Islamic politics and intimate life in Turkey

Islamic politics and intimate life in Turkey

ROGER FRIEDL / JANET AFARY
A kiss is a verb in the language of love. The conflict that recently exploded in an Ankara subway station was more than a rear-guard action by secular republicans who fear the growing regulation of private vices. It also exposes an internal contradiction in the mechanisms of the ruling Justice and Development Party (AKP) hegemony, a conflict between love and the very liberalism upon which the Islamic nationalist regime depends.

Young Turks are lovers. We know this from our anonymous web-based Facebook survey conducted in 2012, to which over a thousand Turks - most between the ages of 18 and the low 30s – responded. Almost 80 percent of the single respondents said they intended to marry for love.

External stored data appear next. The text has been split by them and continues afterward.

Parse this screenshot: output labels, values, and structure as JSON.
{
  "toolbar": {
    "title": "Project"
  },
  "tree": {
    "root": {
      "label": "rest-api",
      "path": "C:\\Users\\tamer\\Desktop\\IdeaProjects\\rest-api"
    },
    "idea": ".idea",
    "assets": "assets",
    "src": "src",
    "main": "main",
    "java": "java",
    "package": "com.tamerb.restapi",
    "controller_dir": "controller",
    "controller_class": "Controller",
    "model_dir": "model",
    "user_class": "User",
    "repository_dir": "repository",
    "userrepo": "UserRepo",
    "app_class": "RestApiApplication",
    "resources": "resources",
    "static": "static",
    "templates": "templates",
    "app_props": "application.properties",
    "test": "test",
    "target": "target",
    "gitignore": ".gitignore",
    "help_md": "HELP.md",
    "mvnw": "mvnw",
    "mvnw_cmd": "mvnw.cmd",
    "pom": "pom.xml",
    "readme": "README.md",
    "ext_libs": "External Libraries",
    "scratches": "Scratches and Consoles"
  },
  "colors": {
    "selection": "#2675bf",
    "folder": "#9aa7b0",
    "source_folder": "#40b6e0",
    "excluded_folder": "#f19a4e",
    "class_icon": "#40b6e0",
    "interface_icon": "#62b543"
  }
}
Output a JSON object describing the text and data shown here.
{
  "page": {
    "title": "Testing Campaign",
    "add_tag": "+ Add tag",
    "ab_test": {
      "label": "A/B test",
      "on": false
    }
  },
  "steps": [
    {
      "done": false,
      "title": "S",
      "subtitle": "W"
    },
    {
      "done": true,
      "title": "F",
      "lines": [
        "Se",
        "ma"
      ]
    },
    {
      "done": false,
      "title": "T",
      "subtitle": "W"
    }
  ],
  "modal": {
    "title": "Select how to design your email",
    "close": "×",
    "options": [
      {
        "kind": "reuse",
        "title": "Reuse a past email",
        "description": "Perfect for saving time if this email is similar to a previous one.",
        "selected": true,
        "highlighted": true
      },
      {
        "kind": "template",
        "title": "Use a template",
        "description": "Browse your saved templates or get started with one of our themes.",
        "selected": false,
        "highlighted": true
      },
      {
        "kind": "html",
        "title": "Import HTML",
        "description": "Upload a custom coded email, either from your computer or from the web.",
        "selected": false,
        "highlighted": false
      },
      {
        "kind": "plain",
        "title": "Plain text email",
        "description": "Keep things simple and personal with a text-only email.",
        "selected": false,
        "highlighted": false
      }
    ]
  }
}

Marrying for love has nothing to do with being a secularist. Those who want shariah to be the basis of Turkish law – either in part or in full – are just as likely to make love the basis of their mate choices as those who want religion to have no place in Turkish political life.

Love requires the very liberty that has made Islamic hegemony possible in Turkey. Love is based on choice, on the ability for each woman and man to say no. It demands, in other words, the very same liberty that has empowered Muslim entrepreneurship, displacing secular industrialists protected by the Kemalist state. And it rides on the very same value that has made democracy inviolable, enabling Islamic parties to reach for and ultimately secure state power. Young people who love want to choose their partners, and indeed they already do: About half of them are involved in relationships right now. Islamists and secularists are little different.

To make love the basis of marriage, one must have occasion to meet members of the opposite sex. It is here that there is a “kültür war.” Islamists overwhelmingly disapprove of young unmarried women and men even meeting each other unaccompanied. Only 18 percent who want Turkey to be an Islamic state think there is nothing wrong with such encounters, as opposed to 80 percent of those who want no trace of Islam in the nation-state. Pious coffee houses have popped up in neighborhoods like Fatih to serve young Muslims who want to meet each other in a non-scandalous setting.

When it comes to the morality of unmarried kissing – whether or not it takes place in public – the moral objections are even greater. Islamists are much more likely to think it is wrong. But so are secularists: Only half think there is nothing wrong with unmarried people kissing.

Kissing strikes at the heart of the Islamists’ notion of modesty. Those who believe a Muslim woman is religiously obliged to cover her hair are also much more likely to think it is wrong for young unmarried women and men to kiss each other.

But just because you are pious, and you think female modesty is important, and you even think that it is morally wrong for unmarried couples to kiss does not mean you do not do it yourself. Single Turks who believe that women should cover their hair in public are much less likely to have ever kissed somebody. But they do do it: 44 percent of those who believe that veiling is religiously obligatory have kissed somebody. That’s a lot of kissing. The results are similar for Islamists. Young single supporters of an Islamic state are kissing their partners as well. Love flourishes where people feel free to make choices – with their capital, their votes and their hearts.

The AKP is living in the freer world it helped create. It is fooling itself if it believes it can control the consequences of that individual freedom by banishing kissing. The conduct of its own supporters suggests otherwise. Turkey will not become an American Gomorrah. But just like their parents did with the market and the democratic nation-state, one way or another young Turkish Muslims of the future will find a way to make their piety work with their love lives. It may not be in a subway or tram, but they are not going to stop kissing.

* Roger Friedland and Janet Afary are professors in the Department of Religious Studies at the University of California, Santa Barbara, where they are studying gender, religion and intimate life.